Revolving around the Battle of Myeongryang, this battle at sea is regarded as one of the most significant battles in Admiral Yi Sun Shin’s (Choi Min Shik) war career. Leading up to the infamous battle, Joseon faced a number of setbacks in the war against the Japanese which prompted King Seonjo to abolish the navy and reallocate the men to ground troops. Despite that, Yi Sun Sin leads 12 ships, with his own ship at the forefront, into battle against a Japanese fleet of 330 vessels.
Setting box office records on its opening day, this epic features an important and beloved historical figure in Korean history. While the film can be viewed as slanted towards Korean patriotism, this cinematic piece delves deeper into the war psyche, especially the psyche of the Admiral, himself.
The films starts off with a title sequence explaining the war between Joseon and Japan and then the first act sets up the chain of events leading up to this epic battle. The information was so dense that I confess that while I remember the gist of the storyline, I don’t think I quite captured the entire story. Typical of any Joseon sageuk tale, there are a lot of characters to remember in order to understand their motives. I often found myself struggle to recollect some of the major players from scene to scene because the movie moves at such a quick pace.
Having said that, I love the pacing of the battle sequence as it conveys both Yi Sun Shin’s strategic advantage combined with the obvious out pour of emotions you expect from a war film. I was impressed with how well the movie does at explaining the technical aspects of the tide conditions to the ships involved in the battle to heighten the intensity of the battle scene. Add emotional elements like the scene in which the civilians are frantically trying to flag the other ships from land to the isolation of being the only ship that’s fends off a legion, they help the audience experience the same fear and anxiety felt by the character in time with the sequence of events that are unfolding on screen.
The greatest thing about Choi Min Shik’s performance is not during the actual battle sequences. Rather, it’s more the quiet scenes leading up to battle from trying to muster up the lack of courage felt by his men while trying to suppress his own apprehensions. There’s a nice balance between playing up the hero status of the Yi Sun Shin and yet, depicting his humanity during private moments with his son, Yi Hwoe (Kwon Yul).
Kim Tae Sung – 두려움을 용기로 (From Fear to Courage)
With this hero worship, one begs the question about the accuracy of the film. Obviously, it’s impossible to be 100% accurate in the retelling but I think each individual must make up their own mind about how that impacts their impression of the film. However, I will point out two controversies. Bae Seol’s (Kim Won Hae) ancestors have apparently filed a lawsuit for defamation because of his depiction in the film.
Largely cynical about Joseon’s chances in the upcoming battle, he is seen deserting the navy after playing an integral part in destroying Yi Sun Shin’s almost fully constructed warships, also known as the turtle ship. He’s taken out by Ahn Wi (Lee Seung Jun) but I feel that the truth isn’t so farfetched that’s it completely misrepresents the real Bae Seol. The records are so vague other than he ran away and was executed that I don’t blame the film for filling in a few blanks to portray the general sentiments towards Yi Sun Shin’s leadership.

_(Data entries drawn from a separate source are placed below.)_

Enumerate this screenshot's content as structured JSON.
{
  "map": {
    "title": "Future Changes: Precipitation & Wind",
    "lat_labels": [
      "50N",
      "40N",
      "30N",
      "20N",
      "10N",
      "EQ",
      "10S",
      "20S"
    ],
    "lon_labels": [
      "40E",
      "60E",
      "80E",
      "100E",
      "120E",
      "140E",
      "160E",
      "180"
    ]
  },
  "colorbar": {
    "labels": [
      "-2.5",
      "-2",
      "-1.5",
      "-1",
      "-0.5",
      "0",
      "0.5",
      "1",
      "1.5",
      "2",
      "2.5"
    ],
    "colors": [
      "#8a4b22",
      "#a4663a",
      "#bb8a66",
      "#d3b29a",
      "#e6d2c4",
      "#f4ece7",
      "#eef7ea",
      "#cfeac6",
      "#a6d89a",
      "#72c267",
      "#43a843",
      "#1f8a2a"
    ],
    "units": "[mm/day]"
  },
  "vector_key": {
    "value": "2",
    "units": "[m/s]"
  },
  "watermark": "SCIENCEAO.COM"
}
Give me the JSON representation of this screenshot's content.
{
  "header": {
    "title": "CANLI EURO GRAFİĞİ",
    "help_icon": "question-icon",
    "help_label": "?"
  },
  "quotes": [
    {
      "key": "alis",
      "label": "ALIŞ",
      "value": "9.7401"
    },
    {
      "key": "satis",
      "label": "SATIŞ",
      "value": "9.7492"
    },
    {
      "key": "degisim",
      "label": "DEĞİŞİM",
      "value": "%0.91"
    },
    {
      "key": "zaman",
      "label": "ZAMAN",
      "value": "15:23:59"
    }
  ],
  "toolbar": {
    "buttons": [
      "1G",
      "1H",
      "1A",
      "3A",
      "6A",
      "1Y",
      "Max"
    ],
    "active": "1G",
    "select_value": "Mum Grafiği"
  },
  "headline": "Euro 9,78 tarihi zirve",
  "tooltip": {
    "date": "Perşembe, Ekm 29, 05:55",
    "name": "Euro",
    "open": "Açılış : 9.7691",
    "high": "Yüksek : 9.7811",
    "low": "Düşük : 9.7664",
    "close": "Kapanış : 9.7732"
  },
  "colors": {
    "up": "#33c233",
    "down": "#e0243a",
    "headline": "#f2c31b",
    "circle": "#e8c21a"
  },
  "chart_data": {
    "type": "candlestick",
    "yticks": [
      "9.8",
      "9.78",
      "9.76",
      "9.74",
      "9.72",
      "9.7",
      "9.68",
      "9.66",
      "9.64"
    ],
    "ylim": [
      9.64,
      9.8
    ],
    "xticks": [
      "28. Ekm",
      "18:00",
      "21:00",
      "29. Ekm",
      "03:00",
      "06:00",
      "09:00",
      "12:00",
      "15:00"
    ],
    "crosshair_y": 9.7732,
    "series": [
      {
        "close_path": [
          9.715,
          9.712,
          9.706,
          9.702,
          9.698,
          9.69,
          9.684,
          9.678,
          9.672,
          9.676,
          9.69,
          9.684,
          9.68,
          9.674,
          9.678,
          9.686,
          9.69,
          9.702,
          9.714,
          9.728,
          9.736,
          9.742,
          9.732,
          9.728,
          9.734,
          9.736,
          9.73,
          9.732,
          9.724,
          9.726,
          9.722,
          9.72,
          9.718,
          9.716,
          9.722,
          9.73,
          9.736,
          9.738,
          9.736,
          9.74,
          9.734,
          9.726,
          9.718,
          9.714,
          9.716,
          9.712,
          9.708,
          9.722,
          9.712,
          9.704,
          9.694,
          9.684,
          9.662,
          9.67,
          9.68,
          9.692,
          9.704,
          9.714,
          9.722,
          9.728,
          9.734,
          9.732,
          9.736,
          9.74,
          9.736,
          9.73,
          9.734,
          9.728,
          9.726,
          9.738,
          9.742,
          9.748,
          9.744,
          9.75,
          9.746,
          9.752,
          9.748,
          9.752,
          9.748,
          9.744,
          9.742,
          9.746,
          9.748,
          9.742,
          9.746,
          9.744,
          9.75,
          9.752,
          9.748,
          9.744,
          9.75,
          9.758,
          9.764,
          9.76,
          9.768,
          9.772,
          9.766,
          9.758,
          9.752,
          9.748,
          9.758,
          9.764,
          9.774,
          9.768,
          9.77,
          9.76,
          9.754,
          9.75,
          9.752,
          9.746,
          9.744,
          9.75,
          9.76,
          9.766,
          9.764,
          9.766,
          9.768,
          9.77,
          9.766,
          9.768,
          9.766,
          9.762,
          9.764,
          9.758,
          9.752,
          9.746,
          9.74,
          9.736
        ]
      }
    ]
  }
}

There’s also the matter of the Japanese which is always a subject of contention when it comes to many Korean battles. Other than two recognizable Japanese actors, the Japanese characters are largely played by a Korean cast like Ryu Seung Ryong and Jo Jin Woong.
Despite that, it’s fascinating to watch Ryu Seung Ryong’s depiction of Kurushima Michifusa go up against the Yi Sun Shin. There’s a great operatic tragedy depicted in Ryu Seung Ryong’s performance but the real gem is the differences in how these two figures lead their army. Where Kurushima is bold and unflinching, Yi Sun Shin struggles with appearing strong and unforgiving in front of his men. Where Yi Sun Shin is a logical strategist, Kurushima relies on his strength in number tactics to send ship after ship into the swirling tides of Myeongryang.
The most surprising thing about this movie is that it’s fairly short, running a little over two hours. I think the pacing of the film would do far better with a slower first act that gives the film time to explain all of the necessary events and give the audience time to get to know the countless characters. Nevertheless, the battle sequence is truly a cinematic masterpiece for a war film aided by such great performances by the cast.